A cura di Graziella Sorrentino
Don Paolo Bianciotto, 81 anni, ex parroco della comunità di Pinerolo (Torino), è al centro di un processo che ha sconvolto la sua comunità e sollevato interrogativi profondi sull’abuso di fiducia da parte di figure di autorità religiosa. L’ex sacerdote è accusato di circonvenzione d’incapace, un reato che avrebbe commesso manipolando fedeli vulnerabili per appropriarsi delle loro risorse economiche.
Secondo le indagini condotte dalla Procura, Bianciotto avrebbe sfruttato la sua posizione di guida spirituale per instaurare un rapporto di fiducia con alcune persone fragili, tra cui una vedova e il figlio, entrambi con gravi difficoltà psichiatriche, e un’altra parrocchiana descritta come vulnerabile. Attraverso un comportamento descritto come sistematico e subdolo, l’ex parroco avrebbe svuotato i loro conti bancari, trasferendo ingenti somme di denaro a suo favore.
Le accuse delineano un quadro di manipolazione predatoria: Bianciotto avrebbe approfittato delle difficoltà cognitive delle sue vittime per ottenere un controllo quasi totale sulle loro finanze. Questo modus operandi ha suscitato indignazione nella comunità locale, che fino a poco tempo fa vedeva nell’anziano prete una figura di rispetto e integrità.
Il ruolo della perpetua e le indagini sulla sua complicità
Un aspetto particolarmente inquietante del caso riguarda la perpetua della parrocchia, che avrebbe ricevuto da Bianciotto numerosi regali di valore. Secondo gli inquirenti, questi doni potrebbero essere stati utilizzati come strumento di manipolazione per garantirsi la sua lealtà e copertura. La perpetua sarebbe stata coinvolta in alcune delle transazioni bancarie incriminate, ma resta da chiarire se fosse consapevole della natura fraudolenta delle operazioni o se sia stata anch’essa vittima di manipolazione.

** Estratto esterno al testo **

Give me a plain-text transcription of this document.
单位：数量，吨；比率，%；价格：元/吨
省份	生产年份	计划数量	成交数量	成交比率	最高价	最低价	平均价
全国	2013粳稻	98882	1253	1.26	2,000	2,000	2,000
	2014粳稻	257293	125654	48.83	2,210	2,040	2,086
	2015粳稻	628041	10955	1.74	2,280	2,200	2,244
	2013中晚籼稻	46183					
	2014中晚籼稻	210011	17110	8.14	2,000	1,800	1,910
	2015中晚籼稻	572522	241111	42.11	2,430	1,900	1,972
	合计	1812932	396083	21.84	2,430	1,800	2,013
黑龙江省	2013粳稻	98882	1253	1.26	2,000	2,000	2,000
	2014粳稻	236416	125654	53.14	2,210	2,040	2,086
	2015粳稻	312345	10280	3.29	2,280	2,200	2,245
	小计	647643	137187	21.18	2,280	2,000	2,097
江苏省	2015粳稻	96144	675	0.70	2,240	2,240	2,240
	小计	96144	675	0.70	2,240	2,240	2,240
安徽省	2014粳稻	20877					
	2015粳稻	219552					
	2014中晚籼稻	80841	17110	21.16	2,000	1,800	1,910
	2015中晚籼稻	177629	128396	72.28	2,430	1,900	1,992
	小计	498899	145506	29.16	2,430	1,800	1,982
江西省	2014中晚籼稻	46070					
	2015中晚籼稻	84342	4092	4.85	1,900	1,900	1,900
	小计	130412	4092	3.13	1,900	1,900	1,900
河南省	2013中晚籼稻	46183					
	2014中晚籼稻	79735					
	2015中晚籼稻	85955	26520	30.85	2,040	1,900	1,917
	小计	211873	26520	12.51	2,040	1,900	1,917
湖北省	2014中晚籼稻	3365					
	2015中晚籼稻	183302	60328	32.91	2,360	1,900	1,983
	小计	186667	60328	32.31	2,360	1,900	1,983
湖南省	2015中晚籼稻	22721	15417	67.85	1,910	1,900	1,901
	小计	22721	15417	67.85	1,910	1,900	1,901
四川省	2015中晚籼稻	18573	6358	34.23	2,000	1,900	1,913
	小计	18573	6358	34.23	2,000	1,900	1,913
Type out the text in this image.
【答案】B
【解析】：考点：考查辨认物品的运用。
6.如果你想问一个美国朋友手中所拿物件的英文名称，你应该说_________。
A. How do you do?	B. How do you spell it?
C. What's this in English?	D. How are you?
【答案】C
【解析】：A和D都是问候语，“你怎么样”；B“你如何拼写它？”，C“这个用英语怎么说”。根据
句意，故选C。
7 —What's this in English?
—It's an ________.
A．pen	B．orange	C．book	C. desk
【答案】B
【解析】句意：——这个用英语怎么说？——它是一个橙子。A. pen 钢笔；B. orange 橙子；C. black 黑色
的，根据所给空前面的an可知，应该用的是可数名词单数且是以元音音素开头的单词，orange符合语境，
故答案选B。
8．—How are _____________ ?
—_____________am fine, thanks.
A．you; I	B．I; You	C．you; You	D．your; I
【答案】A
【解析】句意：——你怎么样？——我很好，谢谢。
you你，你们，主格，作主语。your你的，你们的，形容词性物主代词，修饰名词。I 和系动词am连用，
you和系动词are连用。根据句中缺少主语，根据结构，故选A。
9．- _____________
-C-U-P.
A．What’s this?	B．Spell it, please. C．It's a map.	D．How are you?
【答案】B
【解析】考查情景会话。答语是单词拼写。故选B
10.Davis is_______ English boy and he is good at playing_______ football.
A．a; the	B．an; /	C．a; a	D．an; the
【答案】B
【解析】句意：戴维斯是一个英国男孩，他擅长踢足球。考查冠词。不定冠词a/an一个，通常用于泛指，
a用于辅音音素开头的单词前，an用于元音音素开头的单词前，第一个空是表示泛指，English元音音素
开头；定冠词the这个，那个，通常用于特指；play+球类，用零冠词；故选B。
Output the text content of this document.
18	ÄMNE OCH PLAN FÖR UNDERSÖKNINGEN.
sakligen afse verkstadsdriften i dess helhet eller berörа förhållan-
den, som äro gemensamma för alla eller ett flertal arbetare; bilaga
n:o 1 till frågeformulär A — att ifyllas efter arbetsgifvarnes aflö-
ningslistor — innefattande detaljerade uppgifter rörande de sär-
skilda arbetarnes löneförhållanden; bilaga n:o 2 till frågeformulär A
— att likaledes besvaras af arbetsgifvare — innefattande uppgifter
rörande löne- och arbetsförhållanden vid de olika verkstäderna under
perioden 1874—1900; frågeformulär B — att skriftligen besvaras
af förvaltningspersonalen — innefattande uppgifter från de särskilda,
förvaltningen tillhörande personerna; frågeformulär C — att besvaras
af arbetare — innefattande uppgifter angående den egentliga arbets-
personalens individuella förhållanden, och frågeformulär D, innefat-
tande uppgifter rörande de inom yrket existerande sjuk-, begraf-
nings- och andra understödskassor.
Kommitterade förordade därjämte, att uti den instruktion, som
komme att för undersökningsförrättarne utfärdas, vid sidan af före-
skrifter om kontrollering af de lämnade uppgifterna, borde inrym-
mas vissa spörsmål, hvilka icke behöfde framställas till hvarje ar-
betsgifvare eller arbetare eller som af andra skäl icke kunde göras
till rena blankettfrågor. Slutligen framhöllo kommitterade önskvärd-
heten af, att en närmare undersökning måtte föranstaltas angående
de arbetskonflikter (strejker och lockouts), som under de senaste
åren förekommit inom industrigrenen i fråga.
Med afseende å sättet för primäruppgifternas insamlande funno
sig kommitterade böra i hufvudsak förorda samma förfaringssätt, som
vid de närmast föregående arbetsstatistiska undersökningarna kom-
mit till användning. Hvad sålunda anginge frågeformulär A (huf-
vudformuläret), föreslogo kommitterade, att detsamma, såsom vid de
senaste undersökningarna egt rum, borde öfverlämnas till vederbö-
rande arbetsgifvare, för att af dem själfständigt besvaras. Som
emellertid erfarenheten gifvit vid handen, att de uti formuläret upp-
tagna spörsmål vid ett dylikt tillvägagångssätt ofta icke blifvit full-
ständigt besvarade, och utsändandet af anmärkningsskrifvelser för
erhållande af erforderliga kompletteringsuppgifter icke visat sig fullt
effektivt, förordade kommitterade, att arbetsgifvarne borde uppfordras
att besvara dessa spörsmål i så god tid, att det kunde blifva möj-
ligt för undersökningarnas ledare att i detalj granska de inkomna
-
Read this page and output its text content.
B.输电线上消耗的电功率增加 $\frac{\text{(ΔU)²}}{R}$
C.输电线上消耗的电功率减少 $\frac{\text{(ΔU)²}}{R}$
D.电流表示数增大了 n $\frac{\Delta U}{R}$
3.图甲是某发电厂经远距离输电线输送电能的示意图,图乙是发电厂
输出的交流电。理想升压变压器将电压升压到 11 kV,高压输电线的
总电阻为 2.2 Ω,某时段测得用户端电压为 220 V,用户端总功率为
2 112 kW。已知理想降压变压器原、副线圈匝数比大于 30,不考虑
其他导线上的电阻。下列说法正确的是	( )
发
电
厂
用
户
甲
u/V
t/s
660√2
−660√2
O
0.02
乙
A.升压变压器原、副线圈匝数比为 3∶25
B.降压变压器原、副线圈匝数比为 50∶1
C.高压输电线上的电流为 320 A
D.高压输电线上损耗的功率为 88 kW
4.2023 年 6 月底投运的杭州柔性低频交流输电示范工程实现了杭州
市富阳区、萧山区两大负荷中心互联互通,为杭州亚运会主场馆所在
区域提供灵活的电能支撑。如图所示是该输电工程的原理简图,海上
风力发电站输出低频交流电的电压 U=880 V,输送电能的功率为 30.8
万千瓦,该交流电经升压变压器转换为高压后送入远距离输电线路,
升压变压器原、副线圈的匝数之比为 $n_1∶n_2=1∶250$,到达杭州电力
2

Le reazioni della comunità e della Chiesa
La diocesi di Torino ha espresso profondo rammarico per quanto emerso, assicurando il proprio sostegno alle vittime e collaborando con le autorità. Tuttavia, il caso ha sollevato un acceso dibattito sulla necessità di maggiore trasparenza e di una vigilanza più rigorosa nella selezione e nel monitoraggio della condotta dei sacerdoti.
La comunità di Pinerolo, profondamente scossa, si interroga su come una figura di riferimento come Don Paolo possa aver tradito la fiducia riposta in lui. Molti fedeli chiedono alla Chiesa di assumersi maggiori responsabilità per prevenire episodi simili in futuro e per garantire che chiunque ricopra un ruolo di autorità religiosa agisca con integrità e trasparenza.
Implicazioni morali e religiose
Oltre agli aspetti legali, il caso solleva interrogativi morali di vasta portata. La fiducia nei confronti dei sacerdoti, spesso considerati custodi di valori etici e spirituali, è stata gravemente minata. Come può una figura di autorità abusare del proprio ruolo per sfruttare i più deboli? E quali strumenti può adottare la Chiesa per evitare che simili episodi si ripetano?
Le vittime: la fragilità che merita protezione
Il caso di Don Paolo Bianciotto mette in luce la vulnerabilità delle persone con difficoltà cognitive o psichiatriche, spesso lasciate senza adeguata tutela. Le vittime di circonvenzione d’incapace non solo subiscono un danno economico, ma anche un profondo trauma emotivo, dovuto al tradimento di chi avrebbe dovuto proteggerle.
Uno scandalo che invita alla riflessione
Il processo contro Don Paolo Bianciotto non è solo una questione di giustizia penale, ma rappresenta un momento di riflessione per l’intera comunità ecclesiale e civile. La fiducia è un valore fondamentale, e la sua violazione da parte di una figura religiosa evidenzia l’importanza di garantire meccanismi di controllo e sostegno per proteggere i più deboli.
Le udienze proseguiranno nei prossimi mesi, mentre la comunità di Pinerolo attende con ansia che sia fatta giustizia e che si ristabilisca un clima di fiducia e sicurezza.